Je kunt de gekwetste zone best omhoog houden. Dit houdt zwelling tegen. Controleer ook of je vaccinatie tegen tetanus (klem) nog in orde is. Is je laatste inenting langer dan 10 jaar geleden, dan is een nieuwe nodig.
Wat kan je arts doen?
Na zorgvuldig uitwassen zal je arts de wonde spoelen met een zoutoplossing. Loshangende flardjes huid en dood weefsel zal hij onder lokale verdoving wegsnijden.
Is de wonde recent en zijn er geen tekenen van infectie, dan wordt ze indien mogelijk onmiddellijk gehecht. Oude en geïnfecteerde wonden worden opengelaten en met een steriel verband afgedekt. Is er etter zichtbaar, dan wordt altijd wat etter onderzocht om de oorzakelijke bacterie te achterhalen.

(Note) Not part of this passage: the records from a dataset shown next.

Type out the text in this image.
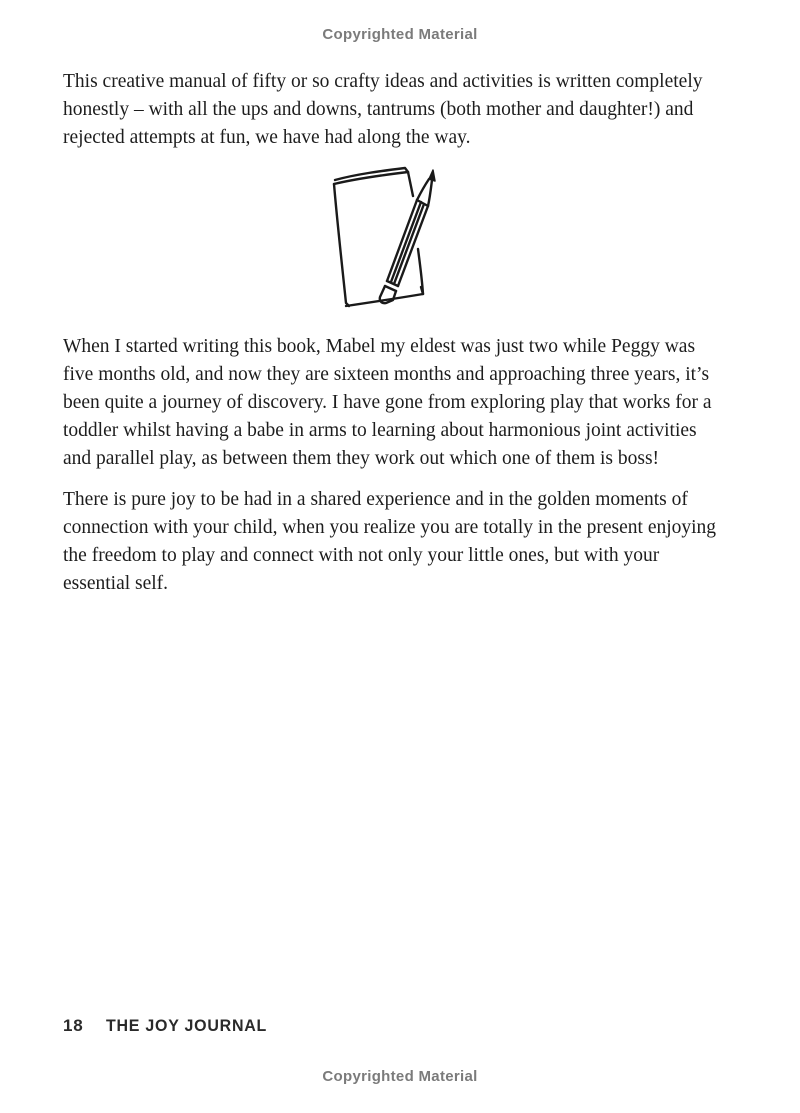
Copyrighted Material

This creative manual of fifty or so crafty ideas and activities is written completely honestly – with all the ups and downs, tantrums (both mother and daughter!) and rejected attempts at fun, we have had along the way.

When I started writing this book, Mabel my eldest was just two while Peggy was five months old, and now they are sixteen months and approaching three years, it’s been quite a journey of discovery. I have gone from exploring play that works for a toddler whilst having a babe in arms to learning about harmonious joint activities and parallel play, as between them they work out which one of them is boss!

There is pure joy to be had in a shared experience and in the golden moments of connection with your child, when you realize you are totally in the present enjoying the freedom to play and connect with not only your little ones, but with your essential self.

18 THE JOY JOURNAL
Copyrighted Material
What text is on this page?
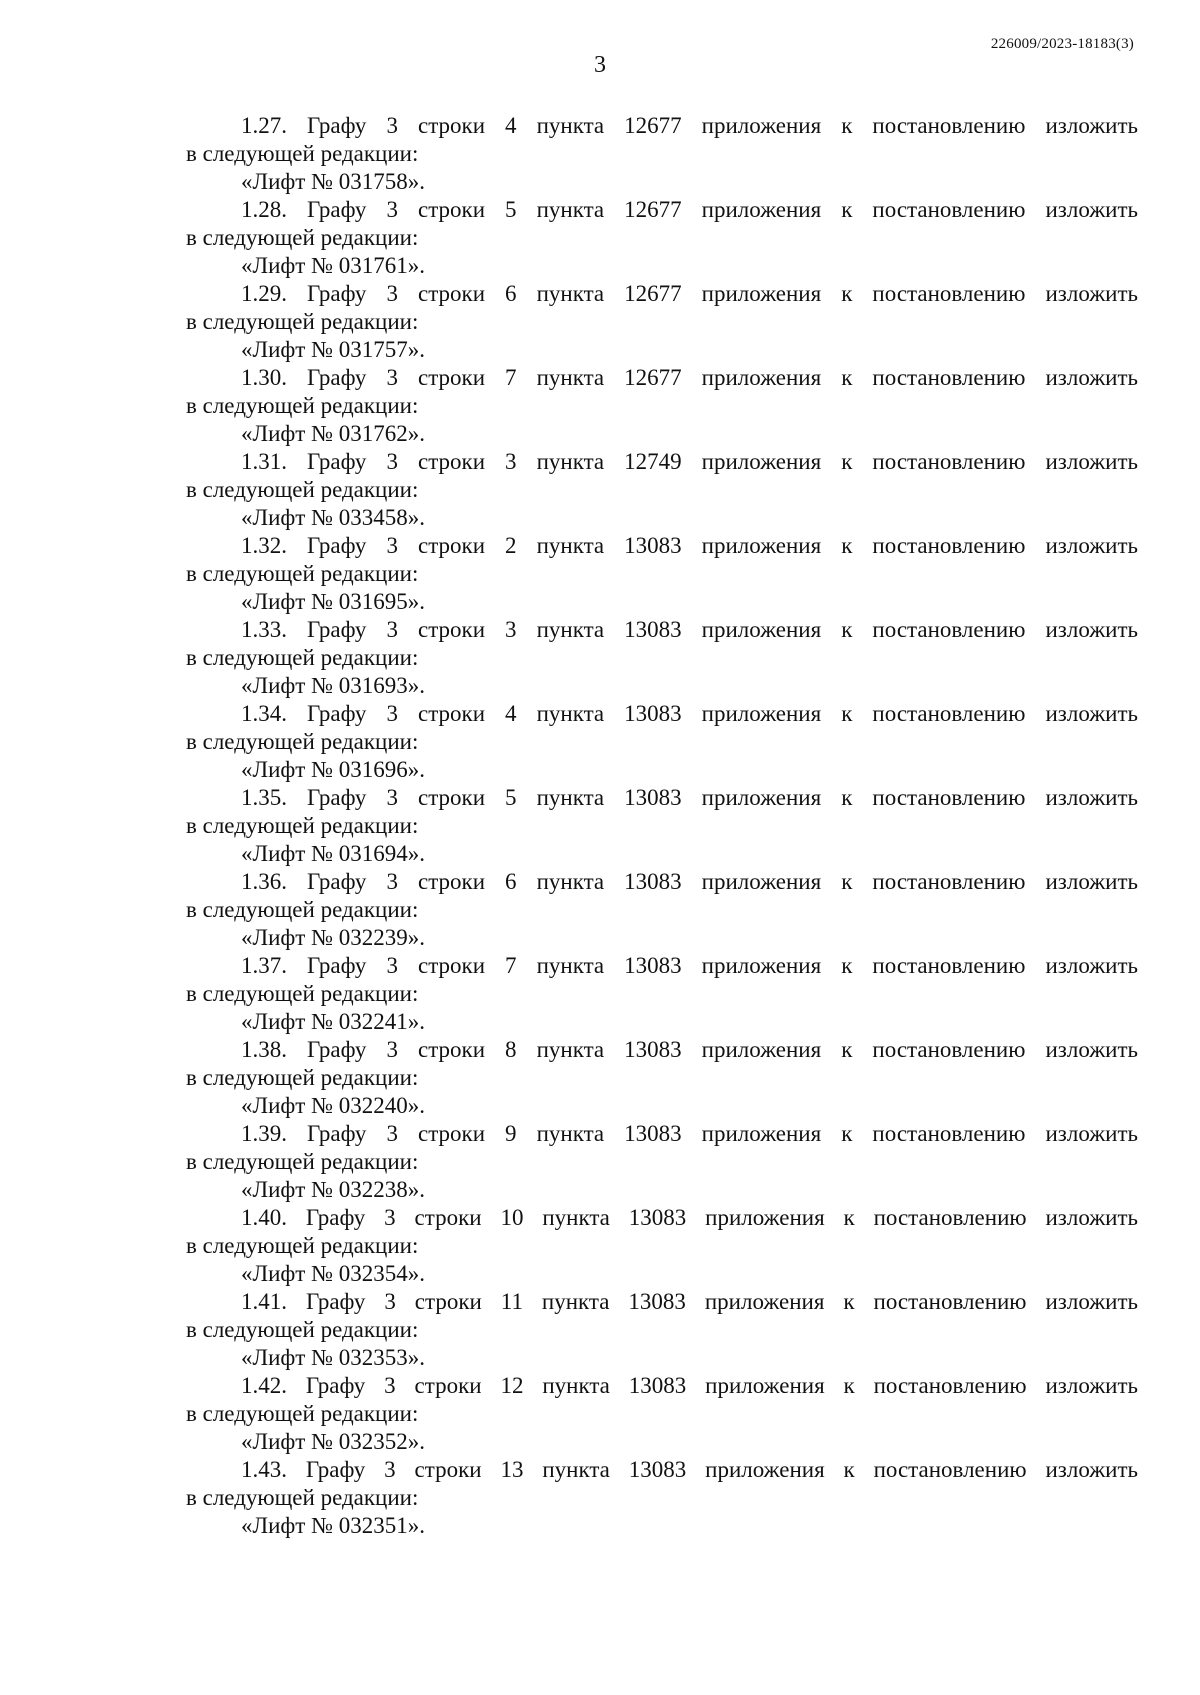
226009/2023-18183(3)
3

1.27. Графу 3 строки 4 пункта 12677 приложения к постановлению изложить
в следующей редакции:
«Лифт № 031758».

1.28. Графу 3 строки 5 пункта 12677 приложения к постановлению изложить
в следующей редакции:
«Лифт № 031761».

1.29. Графу 3 строки 6 пункта 12677 приложения к постановлению изложить
в следующей редакции:
«Лифт № 031757».

1.30. Графу 3 строки 7 пункта 12677 приложения к постановлению изложить
в следующей редакции:
«Лифт № 031762».

1.31. Графу 3 строки 3 пункта 12749 приложения к постановлению изложить
в следующей редакции:
«Лифт № 033458».

1.32. Графу 3 строки 2 пункта 13083 приложения к постановлению изложить
в следующей редакции:
«Лифт № 031695».

1.33. Графу 3 строки 3 пункта 13083 приложения к постановлению изложить
в следующей редакции:
«Лифт № 031693».

1.34. Графу 3 строки 4 пункта 13083 приложения к постановлению изложить
в следующей редакции:
«Лифт № 031696».

1.35. Графу 3 строки 5 пункта 13083 приложения к постановлению изложить
в следующей редакции:
«Лифт № 031694».

1.36. Графу 3 строки 6 пункта 13083 приложения к постановлению изложить
в следующей редакции:
«Лифт № 032239».

1.37. Графу 3 строки 7 пункта 13083 приложения к постановлению изложить
в следующей редакции:
«Лифт № 032241».

1.38. Графу 3 строки 8 пункта 13083 приложения к постановлению изложить
в следующей редакции:
«Лифт № 032240».

1.39. Графу 3 строки 9 пункта 13083 приложения к постановлению изложить
в следующей редакции:
«Лифт № 032238».

1.40. Графу 3 строки 10 пункта 13083 приложения к постановлению изложить
в следующей редакции:
«Лифт № 032354».

1.41. Графу 3 строки 11 пункта 13083 приложения к постановлению изложить
в следующей редакции:
«Лифт № 032353».

1.42. Графу 3 строки 12 пункта 13083 приложения к постановлению изложить
в следующей редакции:
«Лифт № 032352».

1.43. Графу 3 строки 13 пункта 13083 приложения к постановлению изложить
в следующей редакции:
«Лифт № 032351».
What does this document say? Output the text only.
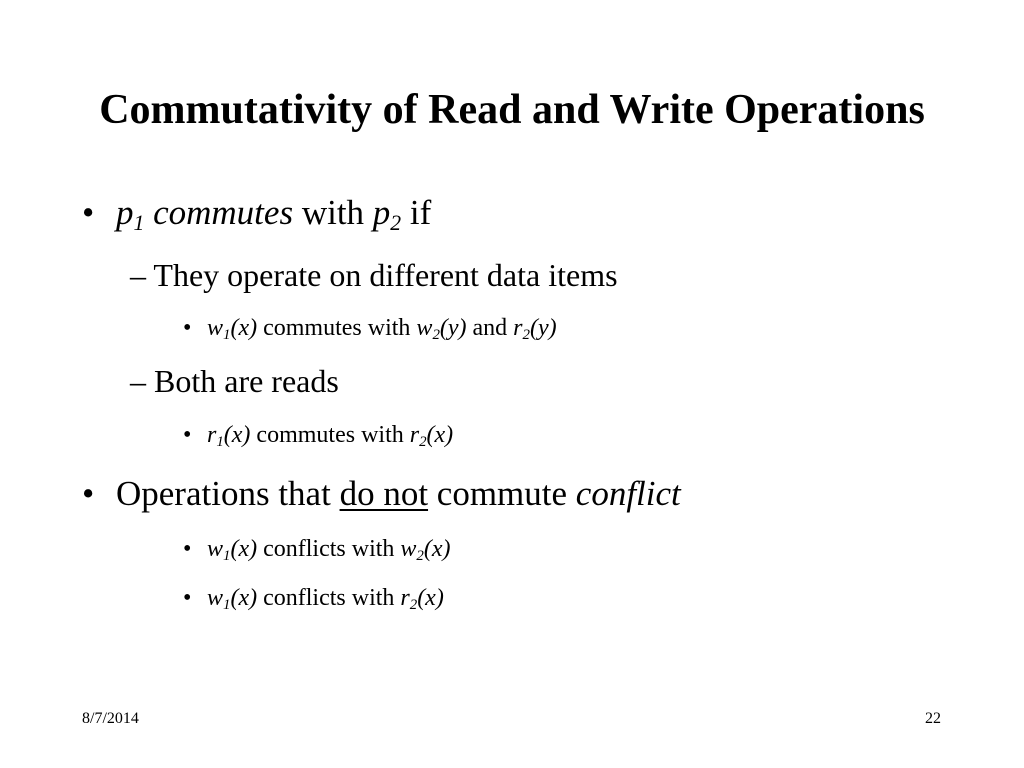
Commutativity of Read and Write Operations
• $p_1$ commutes with $p_2$ if
– They operate on different data items
• $w_1(x)$ commutes with $w_2(y)$ and $r_2(y)$
– Both are reads
• $r_1(x)$ commutes with $r_2(x)$
• Operations that do not commute conflict
• $w_1(x)$ conflicts with $w_2(x)$
• $w_1(x)$ conflicts with $r_2(x)$
8/7/2014	22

Zo nodig krijg je een tetanusvaccinatie.
In de volgende gevallen wordt preventief antibiotica voorgeschreven gedurende 3 tot 5 dagen:
- bij verwonding tot op het bot of gewricht,
- bijtwonden ter hoogte van de handen en het gezicht,
- bijtwonden in de buurt van de geslachtsdelen en in de buurt van gewrichtsprothesen,
- bij personen met een verminderde weerstand (geen milt, overmatig alcoholgebruik, medicatie en/of ziekte die de weerstand verlaagt),
- bijtwonden veroorzaakt door mensen of katten.
Zijn er na 3 tot 5 dagen geen tekenen van infectie, dan stopt men de behandeling.

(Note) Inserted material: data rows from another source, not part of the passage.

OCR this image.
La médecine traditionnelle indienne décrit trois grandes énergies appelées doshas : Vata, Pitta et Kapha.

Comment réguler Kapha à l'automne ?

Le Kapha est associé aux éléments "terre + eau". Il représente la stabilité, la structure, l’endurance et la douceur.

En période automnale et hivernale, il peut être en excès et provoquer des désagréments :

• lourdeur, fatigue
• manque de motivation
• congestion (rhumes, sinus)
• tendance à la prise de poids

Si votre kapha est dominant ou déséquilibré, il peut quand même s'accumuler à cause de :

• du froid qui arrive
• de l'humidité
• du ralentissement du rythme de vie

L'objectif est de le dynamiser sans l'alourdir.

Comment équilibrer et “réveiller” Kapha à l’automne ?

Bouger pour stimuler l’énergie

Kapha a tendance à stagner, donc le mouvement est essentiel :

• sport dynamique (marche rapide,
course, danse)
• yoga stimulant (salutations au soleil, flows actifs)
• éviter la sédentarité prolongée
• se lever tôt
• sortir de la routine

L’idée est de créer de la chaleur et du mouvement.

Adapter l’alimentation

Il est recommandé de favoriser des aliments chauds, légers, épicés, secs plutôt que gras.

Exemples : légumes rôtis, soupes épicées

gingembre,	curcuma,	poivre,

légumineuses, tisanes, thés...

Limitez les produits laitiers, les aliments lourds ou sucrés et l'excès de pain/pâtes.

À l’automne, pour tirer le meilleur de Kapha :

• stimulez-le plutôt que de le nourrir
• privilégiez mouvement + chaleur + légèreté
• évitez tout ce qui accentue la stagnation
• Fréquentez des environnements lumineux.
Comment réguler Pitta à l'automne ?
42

Zijn er na deze behandeling wel nog tekenen van infectie, dan wordt verder antibiotica genomen tot 10 dagen.
Als je bent gebeten door een mens, dan wordt nagegaan of over hem of haar gegevens beschikbaar zijn. Als men kan uitsluiten dat die persoon een risico vormt voor een besmetting met bv. hepatitis, dan hoeft er niets te gebeuren. Zijn er geen gegevens over die persoon bekend, dan word je best onmiddellijk ingeënt tegen hepatitis B. Is bekend dat de bijter hiv-positief is, dan start men in sommige specifieke gevallen met een PEP-behandeling ('Post Exposure Profylaxis'). Dit is een behandeling met anti-hivgeneesmiddelen, om eventuele besmetting tegen te gaan. Overdracht van het hiv-virus door een bijtwonde is echter zeer onwaarschijnlijk: het speeksel bevat te weinig viruspartikels om het virus door te geven. Enkel als er bloed aanwezig is in de mond van de bijter is er mogelijk een risico.